My son and I were rooting for Michigan State but we were watching in amazement instead of any kind of celebration. When Jalen Watts-Jackson crashed into the end zone finishing the game my son made a statement that made me realize that I was a successful parent! “That poor punter” he stated as he realized what that kid was going to have to live through. It brought me out of my amazement daze and made me take note of what he was saying. At that moment we took our minds off of the game and the score and rested them on the punter. Obviously Blake O’Neill felt worse than anyone. The cameras were showing pictures of stunned Michigan fans in the stands and yet the most stunned person of all had to be O’Neill. Time after time they kept replaying the victorious or disastrous play depending on your point of view.

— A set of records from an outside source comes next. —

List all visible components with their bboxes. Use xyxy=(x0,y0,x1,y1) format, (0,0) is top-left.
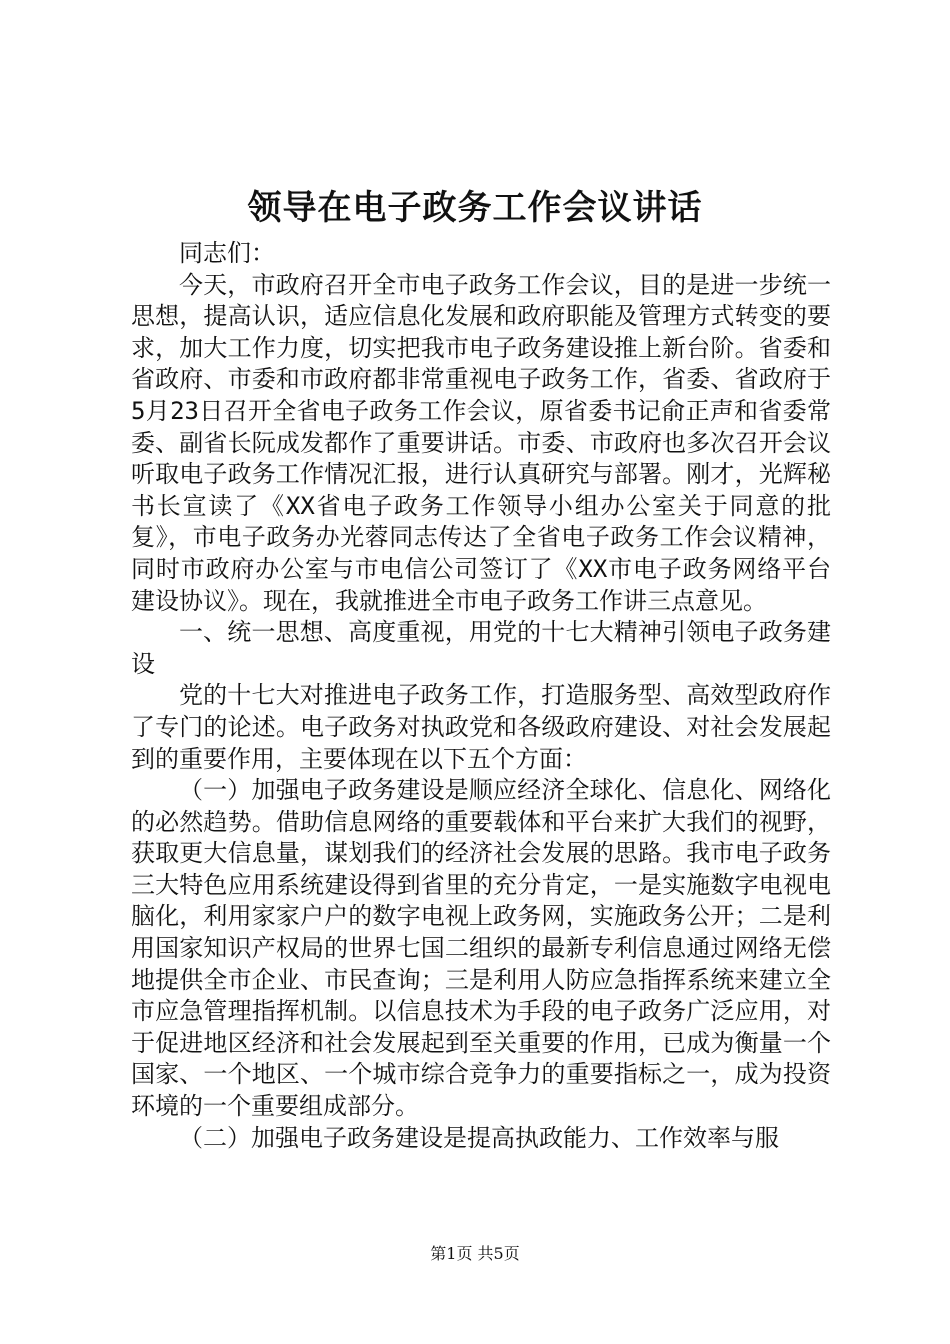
paragraph: （一）加强电子政务建设是顺应经济全球化、信息化、网络化的必然趋势。借助信息网络的重要载体和平台来扩大我们的视野，获取更大信息量，谋划我们的经济社会发展的思路。我市电子政务三大特色应用系统建设得到省里的充分肯定，一是实施数字电视电脑化，利用家家户户的数字电视上政务网，实施政务公开；二是利用国家知识产权局的世界七国二组织的最新专利信息通过网络无偿地提供全市企业、市民查询；三是利用人防应急指挥系统来建立全市应急管理指挥机制。以信息技术为手段的电子政务广泛应用，对于促进地区经济和社会发展起到至关重要的作用，已成为衡量一个国家、一个地区、一个城市综合竞争力的重要指标之一，成为投资环境的一个重要组成部分。 xyxy=(131,776,831,1121)
document-title: 领导在电子政务工作会议讲话 xyxy=(247,188,703,228)
salutation: 同志们： xyxy=(179,239,275,267)
paragraph: （二）加强电子政务建设是提高执政能力、工作效率与服 xyxy=(179,1123,779,1152)
paragraph: 党的十七大对推进电子政务工作，打造服务型、高效型政府作了专门的论述。电子政务对执政党和各级政府建设、对社会发展起到的重要作用，主要体现在以下五个方面： xyxy=(131,681,831,773)
document-body xyxy=(131,238,831,1154)
page-number: 第1页 共5页 xyxy=(430,1244,520,1263)
section-heading: 一、统一思想、高度重视，用党的十七大精神引领电子政务建设 xyxy=(131,618,831,678)
paragraph: 今天，市政府召开全市电子政务工作会议，目的是进一步统一思想，提高认识，适应信息化发展和政府职能及管理方式转变的要求，加大工作力度，切实把我市电子政务建设推上新台阶。省委和省政府、市委和市政府都非常重视电子政务工作，省委、省政府于5月23日召开全省电子政务工作会议，原省委书记俞正声和省委常委、副省长阮成发都作了重要讲话。市委、市政府也多次召开会议听取电子政务工作情况汇报，进行认真研究与部署。刚才，光辉秘书长宣读了《XX省电子政务工作领导小组办公室关于同意的批复》，市电子政务办光蓉同志传达了全省电子政务工作会议精神，同时市政府办公室与市电信公司签订了《XX市电子政务网络平台建设协议》。现在，我就推进全市电子政务工作讲三点意见。 xyxy=(131,270,831,615)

Isaiah Thomas the hall of fame ex Detroit Piston basketball player watched the ending of the game from his couch. It brought back memories of when he made a bad split second decision that would cost his team the Eastern Conference Finals victory in the playoffs. With 5 seconds left and his team ahead by one point Isaiah attempted to throw the ball in bounds to his teammate Bill Laimbeer who was near the opposing basket. Hurriedly he threw the pass only to have Larry Bird of the Celtics knife through the lane and grab the ball. A second later he was passing to his Celtic teammate Dennis Johnson who laid it in the basket. Isaiah was in misery because he felt like he let his team and their fans down. He was the leader of the team and yet he made this horrible blunder. In the years ahead Isaiah would lead the Pistons to back to back titles. Much of the pain for his blunder had passed and yet seeing Blake O’Neill’s blunder brought it all right back.
There were two hurting people on the field at the end of the game. There was the Michigan State freshman Jalen Watts-Jackson who was laying in the end zone in pain. Then there was Blake O’Neill who was suffering from a pain of another kind. It was an emotional pain as his last minute miscue overshadowed all of the good he had accomplished previously. Medical people tended to Jalen and he received the operation that he needed to mend his body. Isaiah Thomas reached out to Blake with a phone call. He told him of his experience with the last second blunder he made and how that in time it all will pass.
In the immediate aftermath of the game social media was running rampant. There were many tweets that were very unkind and even death threats to Blake. Then to the credit of many there were tweets of support for the fallen punter. Blake vowed to carry on when he broke his silence a few days later. Jalen vowed to make a full recovery from his injuries and return next season. It’s easy to fault someone on the big stage for mistakes that they make. In reality we all make mistakes. The difference is that our mistakes are not performed before 110,000 people plus millions on TV. Mitch Albom wrote an article in the Detroit Free Press praising the quality of students and school representatives each of them were in their reactions to what happened. Quietly I admired my own son who recognized that the outcome of the game wasn’t nearly as important as the pain the punter was experiencing. Somehow whether through us or on his own he had acquired the gift of compassion. The world would be a much better place if we all felt compassion for others too!